Henry Bacon was born in Watseka, Illinois, to Henry Bacon, Sr., and Elizabeth Kelton Bacon, both from Massachusetts. The family came to Iroquois County in 1851, where Henry Sr. worked as a civil engineer on the Chicago branch of the Illinois Central Railroad. Later, Henry Sr. invested in real estate, founding the town of Delrey, Illinois. Henry Jr. was born on November 28, 1866 in section 31 of Middleport Township near the intersection of County Road 27 and US Route 24. In 1869 the family left, eventually settling in Wilmington, North Carolina. Henry Jr. returned to Illinois in 1884 as a student at the University of Illinois at Champaign. He left after one year to begin his architectural career as a draftsman, eventually serving in the office of McKim, Mead & White (MMW) in New York City, one of the most prestigious architecture firms at the time.

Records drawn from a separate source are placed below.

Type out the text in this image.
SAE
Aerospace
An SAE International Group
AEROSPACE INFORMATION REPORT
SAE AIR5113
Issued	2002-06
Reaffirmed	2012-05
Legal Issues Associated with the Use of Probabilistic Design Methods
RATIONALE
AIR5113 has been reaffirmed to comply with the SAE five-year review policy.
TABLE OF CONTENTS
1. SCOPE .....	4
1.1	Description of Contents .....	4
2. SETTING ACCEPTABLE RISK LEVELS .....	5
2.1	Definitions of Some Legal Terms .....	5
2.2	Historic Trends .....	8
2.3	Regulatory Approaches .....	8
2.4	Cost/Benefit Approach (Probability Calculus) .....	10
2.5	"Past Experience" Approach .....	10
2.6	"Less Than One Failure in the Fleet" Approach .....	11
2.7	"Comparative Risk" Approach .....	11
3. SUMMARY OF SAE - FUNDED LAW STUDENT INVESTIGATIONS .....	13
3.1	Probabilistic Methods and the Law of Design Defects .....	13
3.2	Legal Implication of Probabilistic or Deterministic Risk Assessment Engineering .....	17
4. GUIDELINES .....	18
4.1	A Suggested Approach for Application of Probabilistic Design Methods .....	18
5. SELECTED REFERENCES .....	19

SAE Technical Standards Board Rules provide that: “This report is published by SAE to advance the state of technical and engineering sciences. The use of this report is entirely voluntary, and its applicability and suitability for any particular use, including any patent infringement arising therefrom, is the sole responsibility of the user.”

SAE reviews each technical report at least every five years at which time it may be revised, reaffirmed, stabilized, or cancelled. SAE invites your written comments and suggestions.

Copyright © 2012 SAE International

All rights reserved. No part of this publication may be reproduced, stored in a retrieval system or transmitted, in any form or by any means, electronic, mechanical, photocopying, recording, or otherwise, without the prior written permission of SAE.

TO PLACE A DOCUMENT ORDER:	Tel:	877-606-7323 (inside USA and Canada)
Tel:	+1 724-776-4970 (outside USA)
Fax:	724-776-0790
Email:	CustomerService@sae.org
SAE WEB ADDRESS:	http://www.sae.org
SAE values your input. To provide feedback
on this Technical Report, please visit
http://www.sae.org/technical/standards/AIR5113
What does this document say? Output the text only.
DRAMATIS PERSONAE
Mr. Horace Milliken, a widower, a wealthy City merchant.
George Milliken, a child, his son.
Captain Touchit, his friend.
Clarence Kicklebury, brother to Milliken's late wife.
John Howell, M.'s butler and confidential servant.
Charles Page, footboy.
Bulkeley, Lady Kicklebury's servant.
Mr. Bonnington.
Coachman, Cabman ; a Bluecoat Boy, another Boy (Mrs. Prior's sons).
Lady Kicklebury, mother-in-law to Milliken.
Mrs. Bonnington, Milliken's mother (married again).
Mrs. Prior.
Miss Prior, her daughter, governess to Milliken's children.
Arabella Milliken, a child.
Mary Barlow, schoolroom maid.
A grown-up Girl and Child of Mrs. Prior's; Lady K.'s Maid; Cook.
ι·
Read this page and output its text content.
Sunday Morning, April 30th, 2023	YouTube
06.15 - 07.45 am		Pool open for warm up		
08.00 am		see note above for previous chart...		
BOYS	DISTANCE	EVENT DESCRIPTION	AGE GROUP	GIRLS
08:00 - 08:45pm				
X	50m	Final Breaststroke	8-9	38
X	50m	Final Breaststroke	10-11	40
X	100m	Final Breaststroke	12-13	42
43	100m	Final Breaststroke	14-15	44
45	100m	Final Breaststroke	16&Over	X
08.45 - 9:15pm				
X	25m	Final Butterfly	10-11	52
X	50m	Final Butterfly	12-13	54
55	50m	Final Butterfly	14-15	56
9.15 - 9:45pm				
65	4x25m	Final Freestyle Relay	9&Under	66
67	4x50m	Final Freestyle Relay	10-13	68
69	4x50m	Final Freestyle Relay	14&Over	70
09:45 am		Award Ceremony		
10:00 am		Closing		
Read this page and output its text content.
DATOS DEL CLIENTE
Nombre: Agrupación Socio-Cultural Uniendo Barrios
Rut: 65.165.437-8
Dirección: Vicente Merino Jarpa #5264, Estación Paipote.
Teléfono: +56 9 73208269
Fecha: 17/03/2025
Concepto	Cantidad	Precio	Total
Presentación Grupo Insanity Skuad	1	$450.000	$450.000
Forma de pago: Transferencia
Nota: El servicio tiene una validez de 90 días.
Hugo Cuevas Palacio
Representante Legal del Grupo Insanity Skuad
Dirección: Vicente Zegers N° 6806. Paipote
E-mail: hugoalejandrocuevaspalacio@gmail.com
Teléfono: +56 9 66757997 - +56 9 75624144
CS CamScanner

Bacon’s works were in the neo-classical and beaux-arts styles. Bacon represented MMW at the Columbian Exposition in Chicago in 1893, where he worked with Daniel Burnham. He also worked closely with renowned sculptor Daniel Chester French on many memorials, including the Lincoln Memorial. Other structures designed by Bacon include buildings in the 1889 Paris World Expo, the New York Herald Building, New York’s Pennsylvania Station, the Court of the Four Seasons at Panama-Pacific Expo in San Francisco in 1915, the World War I Memorial at Yale University, the Confederate Memorial In Wilmington, N.C., and many other distinguished public buildings and monuments. He died in New York City on February 16, 1924.